Even a soccer newbie will get a kick out of this video game.
Well, old in technology-years. They don't have slick, high-def graphics. They don't have wireless, motion-sensitive controllers. They are not cutting edge. But these venerable consoles do have well-respected catalogues with serious depth and breadth. Here are some of 2006's E-rated standouts for the Playstation 2 (PS2), Xbox and Game Cube (GC). Here are some of 2006's E-rated standouts.
World Soccer Winning Eleven (PS2 Xbox, $35)
The Winning Eleven franchise has been hailed as the best video game soccer series around, and the ninth iteration continues that tradition. Controlling your player is elegantly simple and intuitive, so even soccer-game neophytes (like me) can pick it up in no time. The various training modes, however, reveal a veritable library of moves that add to the game's already considerable depth. While playing single games is great fun, the career mode — you get to be a manager/coach —adds a whole other dimension of play that's quite engaging. If you tire of that, you can always play with your friends, or hop on Microsoft's or Sony's online service to find competition. My only complaint is the lack of licensing, which is not a big deal but does hurt the otherwise unflinching realism. You can't play as your favorite real-life team nor can you compete in the World Cup.
Bottom Line: A must have for any soccer or sports fan, and a great edition to any gamer's library.

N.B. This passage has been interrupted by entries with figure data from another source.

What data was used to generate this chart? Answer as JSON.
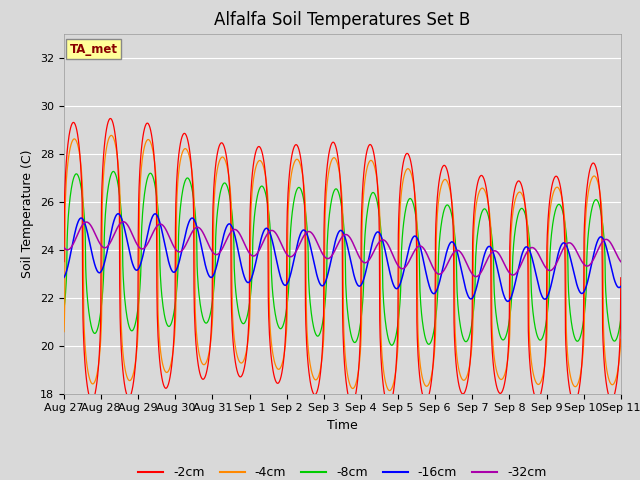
{
  "title": "Alfalfa Soil Temperatures Set B",
  "xlabel": "Time",
  "ylabel": "Soil Temperature (C)",
  "ylim": [
    18,
    33
  ],
  "yticks": [
    18,
    20,
    22,
    24,
    26,
    28,
    30,
    32
  ],
  "x_tick_labels": [
    "Aug 27",
    "Aug 28",
    "Aug 29",
    "Aug 30",
    "Aug 31",
    "Sep 1",
    "Sep 2",
    "Sep 3",
    "Sep 4",
    "Sep 5",
    "Sep 6",
    "Sep 7",
    "Sep 8",
    "Sep 9",
    "Sep 10",
    "Sep 11"
  ],
  "colors": {
    "-2cm": "#ff0000",
    "-4cm": "#ff8800",
    "-8cm": "#00cc00",
    "-16cm": "#0000ff",
    "-32cm": "#aa00aa"
  },
  "legend_labels": [
    "-2cm",
    "-4cm",
    "-8cm",
    "-16cm",
    "-32cm"
  ],
  "ta_met_box_color": "#ffff99",
  "ta_met_text_color": "#880000",
  "bg_color": "#d9d9d9",
  "plot_bg_color": "#d9d9d9",
  "grid_color": "#ffffff",
  "title_fontsize": 12,
  "axis_label_fontsize": 9,
  "tick_fontsize": 8,
  "n_days": 15,
  "pts_per_day": 96
}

Lego Star Wars 2 (Most systems, $30-$50)
No, it's not just Star Wars enacted by Lego blocks. Rather, it is this year's greatest thrill for fans of the movie and of the build-it-yourself Lego ethos. You control as many as seven iconic characters (which calls for a good bit of strategy). You do battle in familiar places (like the forest moon of Endor, complete with fuzzy Ewoks). You even have to build things with Lego blocks (on screen, of course). It's a great action game, rated E 10+ because of the cartoon violence. But there's nothing more violent than the Star Wars movies. And, plus, we're talking about characters who are not flesh and blood — for heaven's sake, they're made of Legos!
Bottom Line: Can become repetitive but is still one of the better games using the revered Star Wars and LEGO licenses. Wonderfully funny, sharp-looking.
Harvest Moon: Magical Melody (GC, $40)
Okay. It's strange. And sickeningly cute. And yet ... surprisingly entertaining. You choose a plot of land in Flower Bud Village. And then you farm it. Natural disasters, rival farmers and a tough market make it difficult to stay in the black. You can raise animals or crops, and eventually buy more land to control. If you want to take a break from the tough life of farming, go to fairs or take a fishing trip. The game's open-endedness may seem daunting at first, but it doesn't take much time to get things under control. There's also a fairytale storyline — well-mannered gnomes ask you to collect musical notes to save the Harvest Goddess. But really, it's all about capitalism. And yes, capitalism is compelling. Just ask Adam Smith if you don't believe me.
Bottom Line: The strange premise is actually fun, although there's a bit of cute overload, too many options and no time limits.
Ape Escape 3 (PS2, $25)
Four hundred monkeys have created a host of mind-numbingly dumb TV shows that are turning brains all over the world into mush. Their goal is to eliminate resistance to the evil Specter. As the brother-sister duo Kei and Yumi, your job is to find and capture Specter's 400 monkeys before all is lost. Armed with a personal helicopter, monkey radar and a gaggle of gadgets, you'll travel to different TV sets—from the Arabian Nights to westerns — as you battle the simians. Banana launchers and weapons from the TV sets (including a six-shooter) earned a 10+ rating for cartoon violence. But really, how else can you catch cartoon monkeys?
Bottom Line: If you don't like monkeys or stage-prop firearms, stay away. Otherwise this is a wonderfully funny and well-made 3-D adventure game.